CVS and Walgreens are preparing to be among the first retailers to administer the COVID-19 vaccine in the U.S., reported CNN (Dec. 1). The vaccinations would not take place in retail stores, but in long-term care facilities. CVS pharmacists will be traveling to the facilities, similar to how they operate on-site flu clinics, according to the company.
Albertsons said it is coordinating with government agencies and building cold storage capacity for vaccines that need to be kept at low temperatures, while Ahold Delhaize says it is ready to set up socially distanced vaccination stations in less-trafficked areas of its stores. Ahold is also creating online tools for scheduling and prescreening.
Meanwhile, SpartanNash is training some of its pharmacy technicians but isn’t sure how many to instruct since it hasn’t been informed as to when and how many vaccines it will receive, according to Eddie Garcia, director of pharmacy.

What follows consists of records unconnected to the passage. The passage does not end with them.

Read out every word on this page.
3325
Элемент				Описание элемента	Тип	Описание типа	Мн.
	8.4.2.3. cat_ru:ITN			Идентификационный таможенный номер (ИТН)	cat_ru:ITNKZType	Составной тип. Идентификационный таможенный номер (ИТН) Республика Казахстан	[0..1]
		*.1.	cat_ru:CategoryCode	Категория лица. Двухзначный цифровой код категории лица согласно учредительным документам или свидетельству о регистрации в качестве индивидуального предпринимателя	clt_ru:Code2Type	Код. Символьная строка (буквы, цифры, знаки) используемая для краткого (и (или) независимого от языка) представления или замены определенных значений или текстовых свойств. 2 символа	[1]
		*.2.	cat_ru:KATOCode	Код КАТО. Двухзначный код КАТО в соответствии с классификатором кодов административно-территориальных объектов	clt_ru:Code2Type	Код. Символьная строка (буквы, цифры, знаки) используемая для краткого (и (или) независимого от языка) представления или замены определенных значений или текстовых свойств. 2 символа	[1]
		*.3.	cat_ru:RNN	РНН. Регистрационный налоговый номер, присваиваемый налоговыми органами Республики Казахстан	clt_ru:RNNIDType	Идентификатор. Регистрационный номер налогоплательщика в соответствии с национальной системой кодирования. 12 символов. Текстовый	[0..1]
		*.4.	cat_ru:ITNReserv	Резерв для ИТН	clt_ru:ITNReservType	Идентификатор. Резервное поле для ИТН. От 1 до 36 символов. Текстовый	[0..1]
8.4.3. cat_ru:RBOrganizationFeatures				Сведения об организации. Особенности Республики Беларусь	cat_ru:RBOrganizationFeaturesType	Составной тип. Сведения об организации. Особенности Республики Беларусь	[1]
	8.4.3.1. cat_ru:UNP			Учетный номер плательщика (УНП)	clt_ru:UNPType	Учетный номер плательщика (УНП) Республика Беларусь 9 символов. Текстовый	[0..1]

“Grocery stores will help support a more rapid rollout of a national vaccination program,” said David Bishop, partner, and analyst at Brick Meets Click, in an interview with CNN Business. Many of the grocers that already operate pharmacies have “much larger and existing storage areas, whether we’re talking in the backroom or on the sales floor,” he added.
Although some companies are ready to store and administer the vaccine, others will need big upgrades.
Vaccines from some companies, including AstraZeneca and Moderna, only require standard refrigeration, which many pharmacies already have access to. However, pharmacies must have ultra-cold storage units if they store and administer the Pfizer vaccine that requires a lower temperature.
LabRepCo, a firm that specializes in research appliances for the pharmaceutical industry, started building small -80°C units for small pharmacies and clinics as soon as it heard about the storage requirements for the Pfizer vaccine.
“Ultra-cold freezers will be an essential part of [Walgreens’] plan,” a Walgreens spokesperson told CNN. “We are exploring leveraging a combination of these ultra-cold freezers and dry ice storage solutions to support these medicines.”
CVS on the other hand will use the Pfizer shipper containers, which can be used as temporary storage units when filled with dry ice. The vials last in those conditions for 15 days, according to a statement from Pfizer.